The Quien Sabe Glacier in the North Cascades of Washington has experienced rapid retreat in the last 20 years. This glacier is the largest in Boston Basin near Cascade Pass, its name translates to “who knows?”, well we all know it is not enjoying recent climate. In the 1960 Austin Post photograph he gave to me in 1994, the glacier was heavily crevassed and advancing. By 1975 the advance had ceased, but little retreat occurred until 1987. This glacier faces south and is fed by avalanching off of Forbidden and Sahale Peak. The glacier retreated 1200 meters from its Little Ice Age maximum (moraine indicated with blue arrows) until 1950. Richard Hubley noted the advance by 1955, the total advance was 55 meters by 1975 (advance moraines noted with orange arrows). We were able to identify the advance moraine in 1985 when it was still quite evident. The smooth bedrock, Granodiorite in the basin, provides little friction for this glacier as it moves over the polished slabs. Today the terminus moraines from 1975 range from 150-250 meters from the current glacier terminus averaging just over 200 meters. For a glacier that averages 700 meters in length this is a significant loss of total area. There are a number of bedrock outcrops that have appeared above the terminus indicating how thin the terminal area is and that retreat is ongoing. . In 2009 the glacier lost almost all of its snowcover an occurrence that has become frequent in the last 18 years. In this August image the glacier is 25% snowcovered. Fortunately 2010 was a better year in terms of snowcover, with more than 50% of the glacier snowcovered at the end of the summer, photograph from Neil Hinckley.

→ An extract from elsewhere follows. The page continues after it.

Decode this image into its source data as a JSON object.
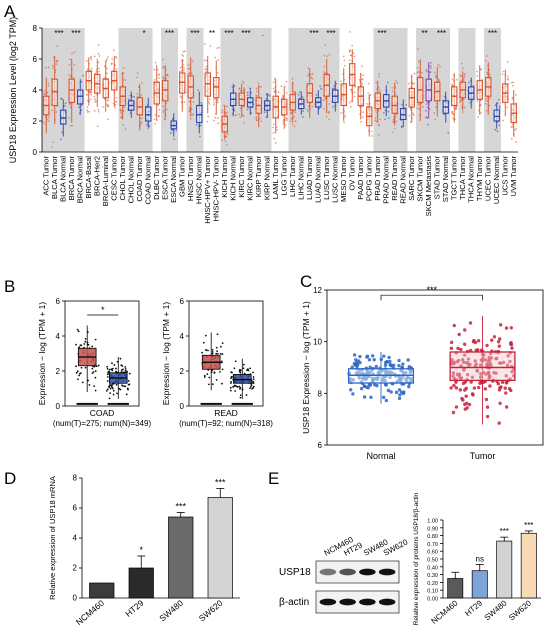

Quien Sabe Glacier viewed from a similar location on the western side of the glacier in 1985 and 2007. The reduction in crevassing, thickness is evident as is the marginal retreat and emerging bedrock.

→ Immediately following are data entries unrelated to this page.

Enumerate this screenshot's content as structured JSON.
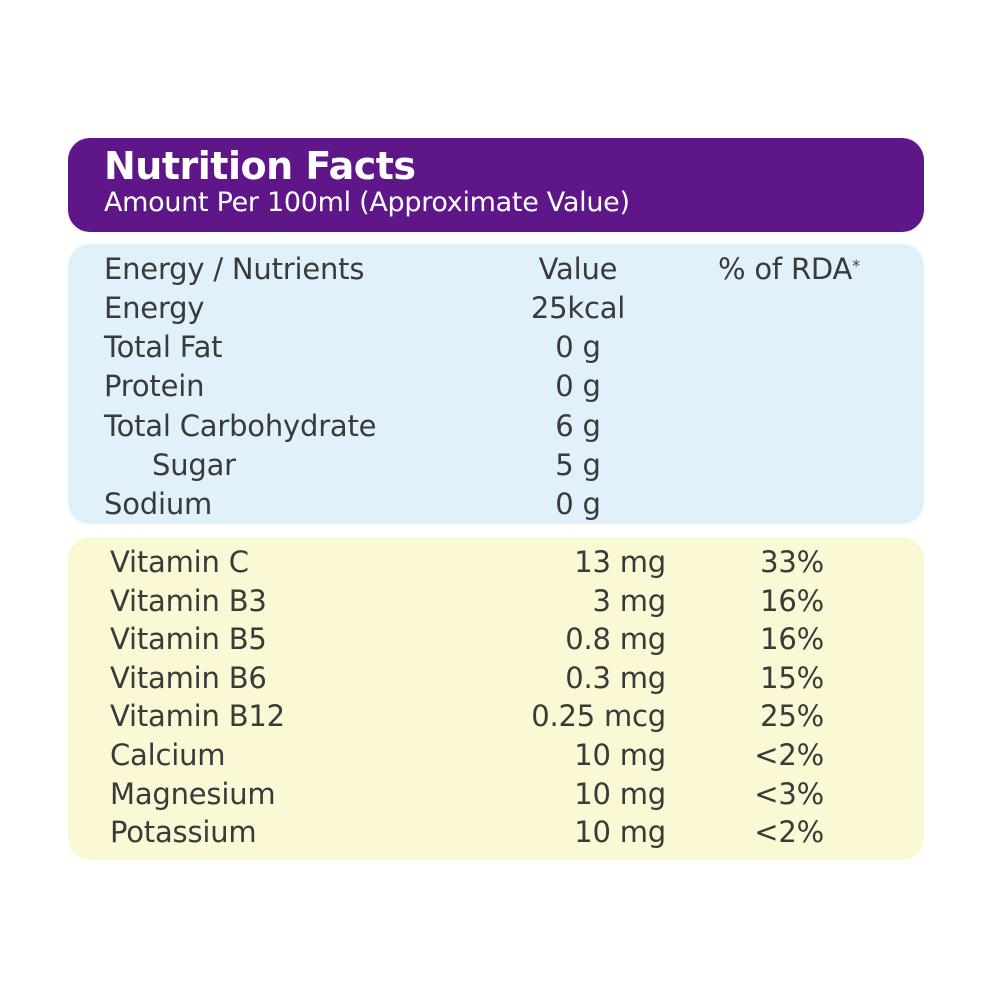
{
  "header": {
    "title": "Nutrition Facts",
    "subtitle": "Amount Per 100ml (Approximate Value)"
  },
  "nutrients_table": {
    "columns": {
      "name": "Energy / Nutrients",
      "value": "Value",
      "rda": "% of RDA",
      "rda_mark": "*"
    },
    "rows": [
      {
        "name": "Energy",
        "value": "25kcal",
        "indent": false
      },
      {
        "name": "Total Fat",
        "value": "0 g",
        "indent": false
      },
      {
        "name": "Protein",
        "value": "0 g",
        "indent": false
      },
      {
        "name": "Total Carbohydrate",
        "value": "6 g",
        "indent": false
      },
      {
        "name": "Sugar",
        "value": "5 g",
        "indent": true
      },
      {
        "name": "Sodium",
        "value": "0 g",
        "indent": false
      }
    ]
  },
  "vitamins_table": {
    "rows": [
      {
        "name": "Vitamin C",
        "value": "13 mg",
        "rda": "33%"
      },
      {
        "name": "Vitamin B3",
        "value": "3 mg",
        "rda": "16%"
      },
      {
        "name": "Vitamin B5",
        "value": "0.8 mg",
        "rda": "16%"
      },
      {
        "name": "Vitamin B6",
        "value": "0.3 mg",
        "rda": "15%"
      },
      {
        "name": "Vitamin B12",
        "value": "0.25 mcg",
        "rda": "25%"
      },
      {
        "name": "Calcium",
        "value": "10 mg",
        "rda": "<2%"
      },
      {
        "name": "Magnesium",
        "value": "10 mg",
        "rda": "<3%"
      },
      {
        "name": "Potassium",
        "value": "10 mg",
        "rda": "<2%"
      }
    ]
  },
  "colors": {
    "header_bg": "#5e1689",
    "header_text": "#ffffff",
    "nutrients_bg": "#e1f1fb",
    "vitamins_bg": "#fbf8d6",
    "body_text": "#3a3a3a"
  }
}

Dosde Glacier, Italy retreat and separation

On October 3, 2010October 3, 2010 By mspeltoIn Glacier Observations

Dosdè Glacier in the Dosdè-Piazzi Group of the Italian Alps has been the focus of research by the University of Milan Department of Geography in the last decade to both chronicle its retreat, examine the causes, and evaluate the impacts and potential mitigation steps. In 1954 there was a Dosdè Est, Dosdè Centrale and Dosdè Ovest glaciers with respective areas of 1.2 and 0.8 and 0.9 square kilometers. By 2003 the areas had been reduced to 0.8, 0.5 and 0.3 square kilometers. This is evident in the picture from 1932 and 2007 of the Dosdè Glacier group from Guglielmina Diolaiuti, University of Milan. I have added arrows annotating key changes Est is on the left, Centale in the middle and Ovest (labelled Ost) on the right. The purple arrow indicates the separation of two glaciers. The blue arrow indicates the change in glacier size near the top of the peak. The orange arrow notes the thinning of the glacier near the current glacier tongue. The green arrow indicates the retreat at the head of the glacier indicating thinning even in the accumulation zone. This glacier lost all of its snowcover in several recent summers including 2010, in this Google Earth view the summer of 2010 is ongoing and their are a few white patches of snowpack from the previous winter, that were then lost. This inconsistency of the accumulation zone is a sign of a glacier that cannot survive In this region at least 6 glaciers have been observed to disappear in the last 50 years. The continued decline in area and lack of accumulation zone persistence does not suggest that glaciers in this mountain massif will survive. Dosdè Est has retreated over 400 meters in the last 50 year, but of more importance to its survival is the degree of thinning apprarent from the terminus to its head. Dosdè Est has been the focus of study utilizing a covering blanket to examine its efficacy in reducing ablation as was done on Stubai Glacier in Austria. The University of Milan group reported a 43% decline in snow ablation and a 100% decline in ice ablation. The retreat of this glacier follows the trend of increasingly rapid and widespread retreat seen throughout the Italian Alps, as chronicled by the Italian Glacier Commission, which reported more than 95% of the over 100 glaciers examined retreating from 2000-2005. The smaller size and elevation range of the Dosdè Glacier group makes them more vulnerable to complete loss than Forni Glacier.